Bringing Vanitha into the Digital Age
The availability of CHILDES, a large database of transcribed speech between parents and their young children (MacWhinney, 2000) has transformed the
language acquistion literature over the last 20 years by allowing for largescale,
computerized statistical analyses of parental input and hypothesis
testing based on computational models. However, there is only one small
South Asian language corpus available on CHILDES | the Narasimhan
corpus on the acquisition of Tamil, following the development of the child
Vanitha from 9 months to 33 months of age (Narasimhan, 1981). It was
donated to the CHILDES project in 1985, so there have been no new additions
of data on the acquisition of South Asian languages to the CHILDES
database in 20 years. We believe that this has been both a consequence
and a cause of the relative paucity of literature on the acquisition of South
Asian languages.
The problem is that the Narasimhan corpus is unsuitable in its current
form for machine processing of the kind that has been so fruitful in studies
of English and certain European languages. There are two reasons, the rest
being that the corpus is transcribed phonemically. Thus, slightly different
pronunciations of the same Tamil word are often represented differently in
the corpus, making it difficult to calculate even the most basic measures
used in corpus studies of language acquisition. The second reason is that
the transcriptions use non-ASCII characters to represent retroflex consonants.
In combination, these two factors make it impossible to use many
standard software tools (including most text editors and spreadsheets) or
other computational resources (such as electronic Tamil lexicons) to perform
automated morphological, lexical, or syntactic analysis on the transcripts.

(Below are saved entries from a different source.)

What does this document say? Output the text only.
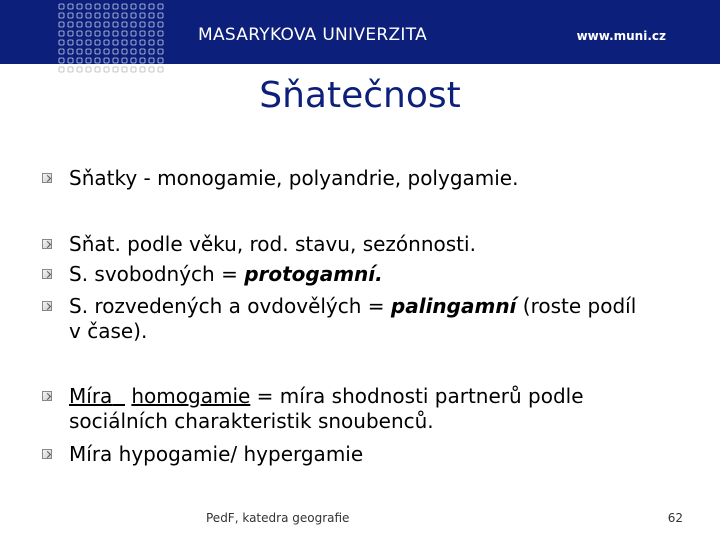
MASARYKOVA UNIVERZITA	www.muni.cz
Sňatečnost
Sňatky - monogamie, polyandrie, polygamie.
Sňat. podle věku, rod. stavu, sezónnosti.
S. svobodných = protogamní.
S. rozvedených a ovdovělých = palingamní (roste podíl
v čase).
Míra homogamie = míra shodnosti partnerů podle
sociálních charakteristik snoubenců.
Míra hypogamie/ hypergamie
PedF, katedra geografie	62
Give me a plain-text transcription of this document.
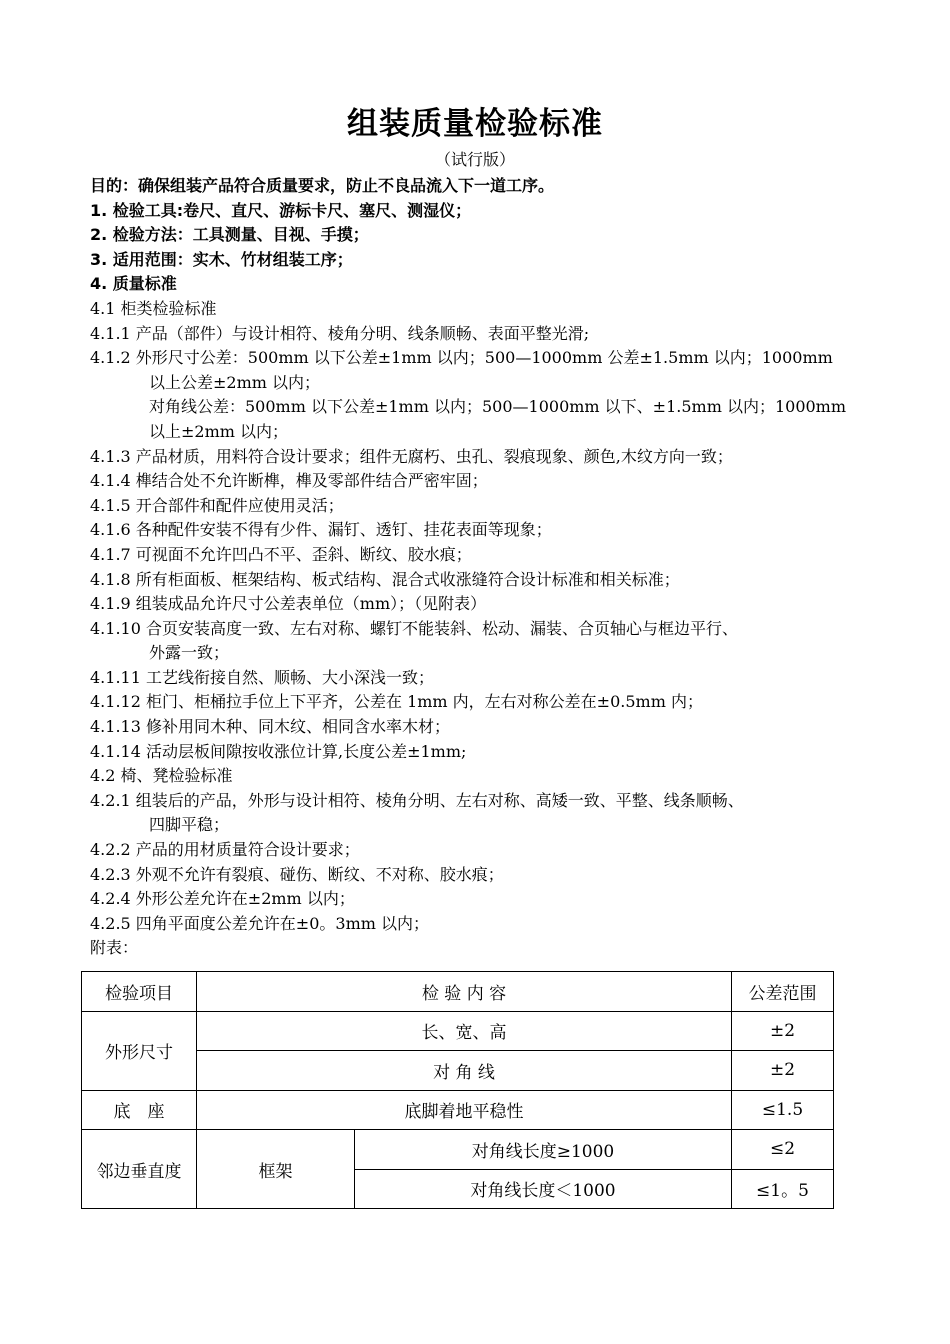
组装质量检验标准
（试行版）
目的：确保组装产品符合质量要求，防止不良品流入下一道工序。
1. 检验工具:卷尺、直尺、游标卡尺、塞尺、测湿仪；
2. 检验方法：工具测量、目视、手摸；
3. 适用范围：实木、竹材组装工序；
4. 质量标准
4.1 柜类检验标准
4.1.1 产品（部件）与设计相符、棱角分明、线条顺畅、表面平整光滑;
4.1.2 外形尺寸公差：500mm 以下公差±1mm 以内；500—1000mm 公差±1.5mm 以内；1000mm
以上公差±2mm 以内；
对角线公差：500mm 以下公差±1mm 以内；500—1000mm 以下、±1.5mm 以内；1000mm
以上±2mm 以内；
4.1.3 产品材质，用料符合设计要求；组件无腐朽、虫孔、裂痕现象、颜色,木纹方向一致；
4.1.4 榫结合处不允许断榫，榫及零部件结合严密牢固；
4.1.5 开合部件和配件应使用灵活；
4.1.6 各种配件安装不得有少件、漏钉、透钉、挂花表面等现象；
4.1.7 可视面不允许凹凸不平、歪斜、断纹、胶水痕；
4.1.8 所有柜面板、框架结构、板式结构、混合式收涨缝符合设计标准和相关标准；
4.1.9 组装成品允许尺寸公差表单位（mm）；（见附表）
4.1.10 合页安装高度一致、左右对称、螺钉不能装斜、松动、漏装、合页轴心与框边平行、
外露一致；
4.1.11 工艺线衔接自然、顺畅、大小深浅一致；
4.1.12 柜门、柜桶拉手位上下平齐，公差在 1mm 内，左右对称公差在±0.5mm 内；
4.1.13 修补用同木种、同木纹、相同含水率木材；
4.1.14 活动层板间隙按收涨位计算,长度公差±1mm;
4.2 椅、凳检验标准
4.2.1 组装后的产品，外形与设计相符、棱角分明、左右对称、高矮一致、平整、线条顺畅、
四脚平稳；
4.2.2 产品的用材质量符合设计要求；
4.2.3 外观不允许有裂痕、碰伤、断纹、不对称、胶水痕；
4.2.4 外形公差允许在±2mm 以内；
4.2.5 四角平面度公差允许在±0。3mm 以内；
附表：
检验项目	检 验 内 容		公差范围
外形尺寸	长、宽、高		±2
	对 角 线		±2
底　座	底脚着地平稳性		≤1.5
邻边垂直度	框架	对角线长度≥1000	≤2
		对角线长度＜1000	≤1。5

We have converted the Narasimhan corpus to a standardized orthographic
transcription using an ASCII transliteration scheme. This allows us
to use the full range of available software tools and lexicographic resources
to perform part-of-speech tagging and morphosyntactic analysis. We will
review the progress we have made, the obstacles overcome, and the remaining
challenges, as well as present some basic data on the corpus, including
lexical frequency and noun/verb co-occurrences. Our goals are to demonstrate
the need for additional machine-readable corpora on the acquisition
of Dravidian languages, to inspire other researchers to join us in collecting
such data and contributing it to CHILDES, and to facilitate their doing so
by guiding them around some pitfals.